Synthesis of isosteres of p-amidinophenylpyruvic acid. Inhibitors of trypsin thrombin, and pancreatic kallikrein.
Loeffler et al.
, p. 287,288 (2007/10/06)
A series of amino acids, amidino acids, and amidino esters was synthesized and the compounds were evaluated for their inhibitory activity against bovine trypsin, bovine thrombin, and porcine pancreatic kallikrein and as anticoagulants.

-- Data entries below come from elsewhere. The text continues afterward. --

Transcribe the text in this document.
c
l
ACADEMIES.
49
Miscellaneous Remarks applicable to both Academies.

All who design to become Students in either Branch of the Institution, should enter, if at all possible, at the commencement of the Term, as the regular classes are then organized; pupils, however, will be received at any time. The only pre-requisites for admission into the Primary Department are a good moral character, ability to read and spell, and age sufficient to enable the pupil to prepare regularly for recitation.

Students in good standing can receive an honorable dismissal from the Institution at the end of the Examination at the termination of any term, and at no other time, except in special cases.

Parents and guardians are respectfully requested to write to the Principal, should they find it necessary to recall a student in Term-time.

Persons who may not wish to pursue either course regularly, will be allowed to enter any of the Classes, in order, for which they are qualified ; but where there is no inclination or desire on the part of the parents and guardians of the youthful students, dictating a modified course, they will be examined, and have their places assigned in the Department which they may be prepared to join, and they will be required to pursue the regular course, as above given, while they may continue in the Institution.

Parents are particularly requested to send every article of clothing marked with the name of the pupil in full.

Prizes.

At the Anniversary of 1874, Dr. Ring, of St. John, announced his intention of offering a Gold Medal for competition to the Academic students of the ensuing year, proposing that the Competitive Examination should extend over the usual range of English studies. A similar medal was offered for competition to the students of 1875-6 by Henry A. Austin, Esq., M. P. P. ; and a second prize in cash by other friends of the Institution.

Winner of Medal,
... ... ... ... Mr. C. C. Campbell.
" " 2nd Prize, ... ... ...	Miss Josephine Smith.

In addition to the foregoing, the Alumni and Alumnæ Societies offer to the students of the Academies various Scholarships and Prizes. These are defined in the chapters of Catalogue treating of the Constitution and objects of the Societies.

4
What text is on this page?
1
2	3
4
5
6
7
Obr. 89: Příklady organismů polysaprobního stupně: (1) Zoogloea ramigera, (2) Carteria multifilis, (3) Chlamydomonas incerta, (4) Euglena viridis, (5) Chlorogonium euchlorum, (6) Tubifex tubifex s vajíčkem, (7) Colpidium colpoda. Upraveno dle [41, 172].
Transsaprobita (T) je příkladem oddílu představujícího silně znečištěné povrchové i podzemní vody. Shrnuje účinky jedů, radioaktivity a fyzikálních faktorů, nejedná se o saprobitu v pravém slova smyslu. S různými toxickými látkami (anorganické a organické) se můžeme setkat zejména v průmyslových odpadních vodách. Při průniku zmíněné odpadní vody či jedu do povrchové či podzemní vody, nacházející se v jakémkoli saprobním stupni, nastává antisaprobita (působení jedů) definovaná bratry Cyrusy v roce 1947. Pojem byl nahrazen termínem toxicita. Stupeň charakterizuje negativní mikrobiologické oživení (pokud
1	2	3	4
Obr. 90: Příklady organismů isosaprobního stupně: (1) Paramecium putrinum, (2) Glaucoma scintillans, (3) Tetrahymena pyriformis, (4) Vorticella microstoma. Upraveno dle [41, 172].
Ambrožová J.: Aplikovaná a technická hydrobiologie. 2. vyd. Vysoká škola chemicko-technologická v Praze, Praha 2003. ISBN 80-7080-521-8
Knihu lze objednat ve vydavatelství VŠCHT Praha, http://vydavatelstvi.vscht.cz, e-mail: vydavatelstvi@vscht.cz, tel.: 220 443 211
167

Among these compounds, ethyl 4-amidino-2-iodophenoxyacetate was found to be the most effective inhibitor of the enzymes in question, with a potency (Ki = 3.16 x 10-6 M vs. trypsin; Ki = 4.8 x 10-5 M vs. thrombin) similar to that of p-amidinophenylpyruvic acid (Ki = 6.0 x 10-6 M vs. trypsin; Ki = 2.0 x 10-5 M vs. thrombin). Ethyl 4-amidino-2-iodophenoxyacetate was also found to be the most effective in blocking the clotting activity of plasma, as indicated by significant prolongation of the partial thromboplastin time. This paper reports the synthetic methods, the enzyme inhibitory activity, and the structure-activity relationships observed.